Psikolog RS PKU Muhammadiyah Yogyakarta, Mufliha Fahmi, M.Psi., (foto Olivia Rianjani)
WARTA-JOGJA.COM, YOGYAKARTA – Klaim Indonesia sebagai salah satu negara paling bahagia di dunia dinilai perlu ditelaah lebih kritis. Psikolog RS PKU Muhammadiyah Yogyakarta, Mufliha Fahmi, M.Psi., menegaskan bahwa indikator kebahagiaan yang digunakan dalam pemeringkatan internasional tidak sepenuhnya mengukur kebahagiaan individu, melainkan konsep flourishing yang lebih luas.
“Flourishing tidak sama dengan happiness Kebahagiaan hanya sebagian dari kebermaknaan hidup. Flourishing mencakup aspek relasi sosial, makna hidup, tujuan, hingga kontribusi individu dalam masyarakat,” ujar Mufliha saat Pengajian Ramadan 1447 H di Universitas Muhammadiyah Yogyakarta (UMY), Rabu (25/2/2026).

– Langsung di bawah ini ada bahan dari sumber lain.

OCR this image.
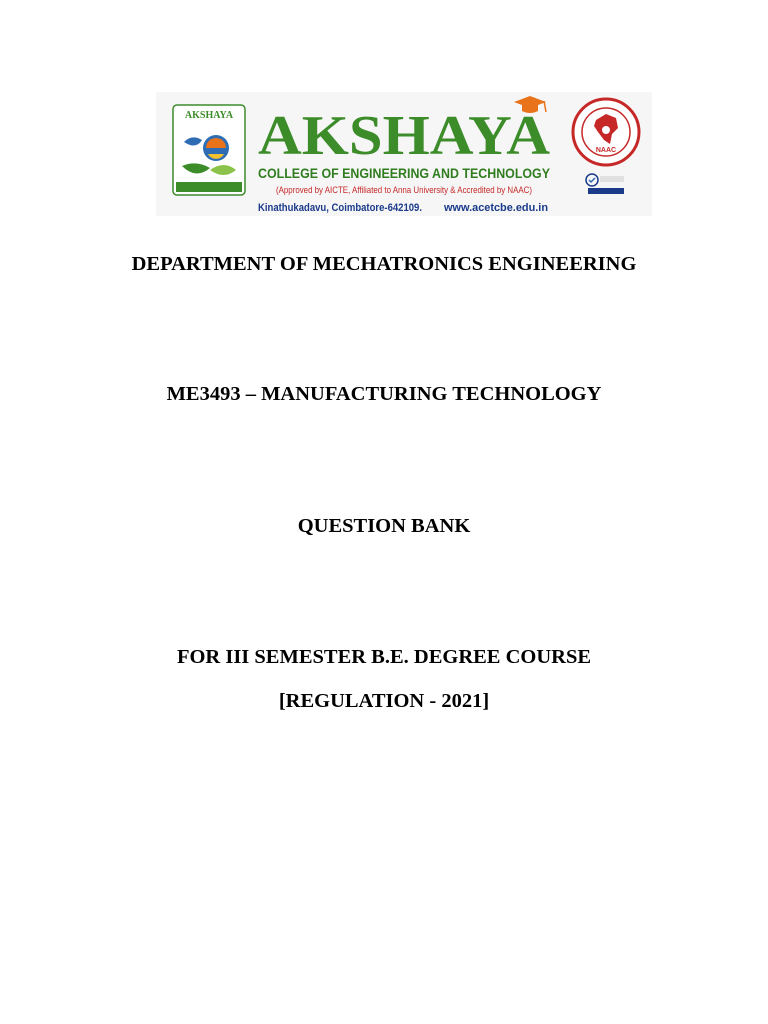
AKSHAYA AKSHAYA
COLLEGE OF ENGINEERING AND TECHNOLOGY
(Approved by AICTE, Affiliated to Anna University & Accredited by NAAC)
Kinathukadavu, Coimbatore-642109. www.acetcbe.edu.in
NAAC
DEPARTMENT OF MECHATRONICS ENGINEERING
ME3493 – MANUFACTURING TECHNOLOGY
QUESTION BANK
FOR III SEMESTER B.E. DEGREE COURSE
[REGULATION - 2021]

Menurutnya, Indonesia memang memiliki skor tinggi dalam dimensi nonmaterial, seperti makna hidup, relasi sosial, dan religiositas. Namun, pada indikator kepuasan finansial, kesehatan fisik, dan kesehatan mental, nilainya relatif rendah. Kondisi ini menimbulkan kesenjangan antara persepsi kebahagiaan kolektif dan realitas kesejahteraan psikologis masyarakat. Fenomena ini semakin nyata terlihat di media sosial, terutama di kalangan generasi muda dan pekerja, yang kerap mengekspresikan ketidakbahagiaan mereka.
“Ini bukan sekadar keluhan emosional, tetapi bentuk kebutuhan akan validasi sosial dan ruang aman untuk mengekspresikan tekanan psikologis,” kata Mufliha.
Data kasus bunuh diri di Kabupaten Sleman sendiri masih menjadi perhatian serius. Bahkan sampai Februari 2026 ini, tercatat empat hingga lima kasus, lebih dari separuh total kasus sepanjang 2025.
“Padahal ini baru bulan Februari, belum genap satu tahun. Artinya, ada persoalan kesejahteraan psikologis yang tidak bisa diabaikan,” bebernya.
Meski demikian, Mufliha menekankan bahwa kebahagiaan individu tidak sepenuhnya bergantung pada situasi politik atau kebijakan negara. Masyarakat perlu membangun ketahanan psikologis melalui penerimaan diri, pengelolaan emosi, serta upaya aktif menghadapi tantangan hidup.
Ia juga menekankan pentingnya keseimbangan antara kebahagiaan individu dan sosial, merujuk pemikiran filsuf Al-Farabi. Dalam konteks ini, kesejahteraan psikologis masyarakat menjadi tanggung jawab bersama, termasuk para pemimpin dan otoritas moral, untuk menciptakan lingkungan yang sehat secara sosial maupun mental.
“Kebahagiaan bukan berarti tidak ada kesedihan atau kekecewaan. Kebahagiaan adalah bagaimana kita merespons keadaan tanpa menyerahkan kendali batin sepenuhnya pada situasi eksternal,” jelas Mufliha.